The panic sent regional bourses diving and hammered commodities like gold and oil before spreading to Europe, where markets were down for a second day.
Billions of dollars have already been pulled from emerging economies with worse to come, say analysts, while currencies from Delhi to Jakarta are coming under fierce pressure.
Investors fear that any easing of the US stimulus will reduce the liquidity that has kept world markets buoyant and send American interest rates up - an outcome that might make investments there more attractive than those in emerging economies.
"Whatever capital flows that were going into emerging markets in the past three to four years, we are seeing them reversing back to the West, to the US and the European countries," said Desmond Chua, an analyst at global trading firm CMC Markets.
Stephen Jen, co-founder of hedge fund SLJ Macro Partners in London, warned: "This could be serious for Asia. The eye of the storm is directly above emerging markets now, two years after it hovered over Europe and four years after it hit the US."
So far, Indonesia has borne much of the damage in Asia. Its shares fell 3.2 per cent yesterday and are down almost 20 per cent since their peak in May.
The rupiah is bleeding as well, down 2 per cent yesterday to a four-year low against the US dollar, as investors fret over the country's slowing economy, high inflation and rapid capital outflows.

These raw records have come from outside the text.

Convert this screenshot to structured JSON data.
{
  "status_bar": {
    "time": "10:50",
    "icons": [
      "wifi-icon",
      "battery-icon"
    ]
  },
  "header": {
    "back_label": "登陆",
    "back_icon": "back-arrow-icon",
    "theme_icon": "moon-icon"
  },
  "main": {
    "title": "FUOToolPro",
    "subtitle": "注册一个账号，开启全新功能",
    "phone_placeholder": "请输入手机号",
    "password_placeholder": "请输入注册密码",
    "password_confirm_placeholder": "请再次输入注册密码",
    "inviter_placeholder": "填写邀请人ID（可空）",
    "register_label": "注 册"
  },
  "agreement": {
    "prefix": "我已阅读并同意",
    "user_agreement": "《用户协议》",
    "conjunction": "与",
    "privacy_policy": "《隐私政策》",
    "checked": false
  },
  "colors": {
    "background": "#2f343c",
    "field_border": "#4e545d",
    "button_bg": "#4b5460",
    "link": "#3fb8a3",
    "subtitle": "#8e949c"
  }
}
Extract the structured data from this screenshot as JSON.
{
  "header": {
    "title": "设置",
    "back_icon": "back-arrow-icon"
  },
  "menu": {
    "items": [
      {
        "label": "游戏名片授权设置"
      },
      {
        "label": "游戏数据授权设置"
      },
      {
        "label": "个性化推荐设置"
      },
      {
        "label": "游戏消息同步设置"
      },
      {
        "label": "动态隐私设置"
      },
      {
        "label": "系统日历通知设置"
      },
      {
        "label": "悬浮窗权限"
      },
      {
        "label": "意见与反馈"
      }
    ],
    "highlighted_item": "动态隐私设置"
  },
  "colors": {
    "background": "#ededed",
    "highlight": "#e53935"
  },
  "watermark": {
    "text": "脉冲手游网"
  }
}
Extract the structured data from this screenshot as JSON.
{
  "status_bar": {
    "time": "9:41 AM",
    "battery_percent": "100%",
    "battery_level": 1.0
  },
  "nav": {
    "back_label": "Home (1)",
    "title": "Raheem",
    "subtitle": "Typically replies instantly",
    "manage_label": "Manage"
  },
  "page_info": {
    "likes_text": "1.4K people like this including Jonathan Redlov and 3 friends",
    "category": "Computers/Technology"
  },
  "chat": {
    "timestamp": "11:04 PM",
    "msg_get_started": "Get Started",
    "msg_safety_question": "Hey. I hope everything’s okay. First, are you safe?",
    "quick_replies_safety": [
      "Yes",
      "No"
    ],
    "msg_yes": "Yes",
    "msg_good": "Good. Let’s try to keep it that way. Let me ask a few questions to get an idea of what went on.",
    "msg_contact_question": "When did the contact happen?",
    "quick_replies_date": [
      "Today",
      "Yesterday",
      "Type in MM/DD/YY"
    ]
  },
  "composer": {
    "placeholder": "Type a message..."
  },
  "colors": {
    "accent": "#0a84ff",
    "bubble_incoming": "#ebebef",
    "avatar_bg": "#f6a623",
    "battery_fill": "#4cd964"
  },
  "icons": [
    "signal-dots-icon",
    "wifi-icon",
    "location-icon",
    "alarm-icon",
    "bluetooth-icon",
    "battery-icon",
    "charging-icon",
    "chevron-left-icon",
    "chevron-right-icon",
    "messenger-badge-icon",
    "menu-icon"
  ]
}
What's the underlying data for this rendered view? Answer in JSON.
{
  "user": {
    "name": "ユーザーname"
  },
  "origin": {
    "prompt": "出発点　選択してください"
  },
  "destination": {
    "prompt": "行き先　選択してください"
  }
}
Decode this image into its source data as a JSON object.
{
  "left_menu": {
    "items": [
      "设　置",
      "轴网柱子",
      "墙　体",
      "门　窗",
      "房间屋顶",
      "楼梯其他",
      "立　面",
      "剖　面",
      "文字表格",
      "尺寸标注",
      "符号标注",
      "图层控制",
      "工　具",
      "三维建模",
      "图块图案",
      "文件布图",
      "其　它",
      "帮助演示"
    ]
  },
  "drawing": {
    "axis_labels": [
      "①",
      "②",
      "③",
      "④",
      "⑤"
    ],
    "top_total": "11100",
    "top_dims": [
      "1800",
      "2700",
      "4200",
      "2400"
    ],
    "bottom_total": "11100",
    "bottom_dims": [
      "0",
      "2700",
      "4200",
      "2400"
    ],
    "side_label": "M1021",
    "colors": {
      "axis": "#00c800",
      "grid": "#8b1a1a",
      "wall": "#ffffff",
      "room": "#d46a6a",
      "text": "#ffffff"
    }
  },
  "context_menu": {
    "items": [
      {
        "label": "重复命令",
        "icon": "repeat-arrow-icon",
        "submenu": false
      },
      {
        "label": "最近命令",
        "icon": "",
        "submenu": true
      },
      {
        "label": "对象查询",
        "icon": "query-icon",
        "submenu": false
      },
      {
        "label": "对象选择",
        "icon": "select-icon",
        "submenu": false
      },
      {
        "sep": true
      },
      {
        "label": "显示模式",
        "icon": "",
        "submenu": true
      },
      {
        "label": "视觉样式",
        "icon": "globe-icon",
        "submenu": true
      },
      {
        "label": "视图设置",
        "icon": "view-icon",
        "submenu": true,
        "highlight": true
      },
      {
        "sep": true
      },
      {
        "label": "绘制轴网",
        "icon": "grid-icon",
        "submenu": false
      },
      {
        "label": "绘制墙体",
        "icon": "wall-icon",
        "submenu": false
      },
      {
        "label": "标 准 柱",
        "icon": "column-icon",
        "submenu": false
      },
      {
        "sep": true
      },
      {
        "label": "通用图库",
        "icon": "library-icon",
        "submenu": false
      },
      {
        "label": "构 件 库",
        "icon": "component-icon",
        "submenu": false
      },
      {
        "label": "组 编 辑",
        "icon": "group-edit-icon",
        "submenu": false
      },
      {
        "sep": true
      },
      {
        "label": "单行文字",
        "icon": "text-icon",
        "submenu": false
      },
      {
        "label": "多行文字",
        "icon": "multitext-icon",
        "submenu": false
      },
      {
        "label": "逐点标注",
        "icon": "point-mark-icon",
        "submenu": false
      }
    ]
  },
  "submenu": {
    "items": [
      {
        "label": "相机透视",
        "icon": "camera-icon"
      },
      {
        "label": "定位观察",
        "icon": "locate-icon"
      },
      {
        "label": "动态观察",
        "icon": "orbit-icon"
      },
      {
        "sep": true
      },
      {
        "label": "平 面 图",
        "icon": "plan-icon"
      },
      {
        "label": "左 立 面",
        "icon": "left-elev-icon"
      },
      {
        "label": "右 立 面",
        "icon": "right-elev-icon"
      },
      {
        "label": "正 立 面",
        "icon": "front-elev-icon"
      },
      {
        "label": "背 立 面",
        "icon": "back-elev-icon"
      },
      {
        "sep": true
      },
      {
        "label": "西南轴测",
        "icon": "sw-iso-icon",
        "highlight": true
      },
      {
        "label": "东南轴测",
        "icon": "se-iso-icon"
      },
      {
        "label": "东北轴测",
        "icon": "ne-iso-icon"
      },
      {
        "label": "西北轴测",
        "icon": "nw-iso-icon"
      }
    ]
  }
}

A similar story is shaping up in India where the rupee plunged to a record low against the greenback, as lower growth and obstacles to economic reforms outweigh government moves to halt the currency free fall.
Analysts have flagged the Malaysian ringgit and Thai baht as next in line. Like the rupee and rupiah, both are under stress from falling exports, though they are less reliant on capital inflows and so are seen as less vulnerable.
Thailand's stock index lost 2 per cent yesterday, after the country reported on Monday that it had slipped into a technical recession in the April to June quarter.
Elsewhere, Tokyo sank 2.6 per cent, Hong Kong shed 2.2 per cent, Kuala Lumpur lost 1.9 per cent, Seoul slipped 1.6 per cent and Shanghai fell 0.6 per cent.
Singapore's Straits Times Index dipped 1.4 per cent on Tuesday, extending a fall that has now wiped out all gains for the year.
European markets had hit a two-week low by midday yesterday, but the US opened slightly higher, ahead of the Federal Reserve releasing its July meeting minutes today.
This will be keenly read for hints of whether the Fed will taper its US$85 billion monthly bond-buying programme as soon as next month.
Since US Fed chairman Ben Bernanke first flagged the potential tapering in May, the MSCI Asia Pacific Index of stocks has lost 9 per cent, according to Bloomberg.
From January to July, US$7.6 billion flowed out of emerging market funds while US$155.6 billion went into developed market products, it added.
"The carnage in emerging markets is a bit overdone," said IG Markets strategist Kelly Teoh.
"Honestly, the US Fed is not really taking away the punchbowl, just dialling it back. But everyone wants to play safe right now."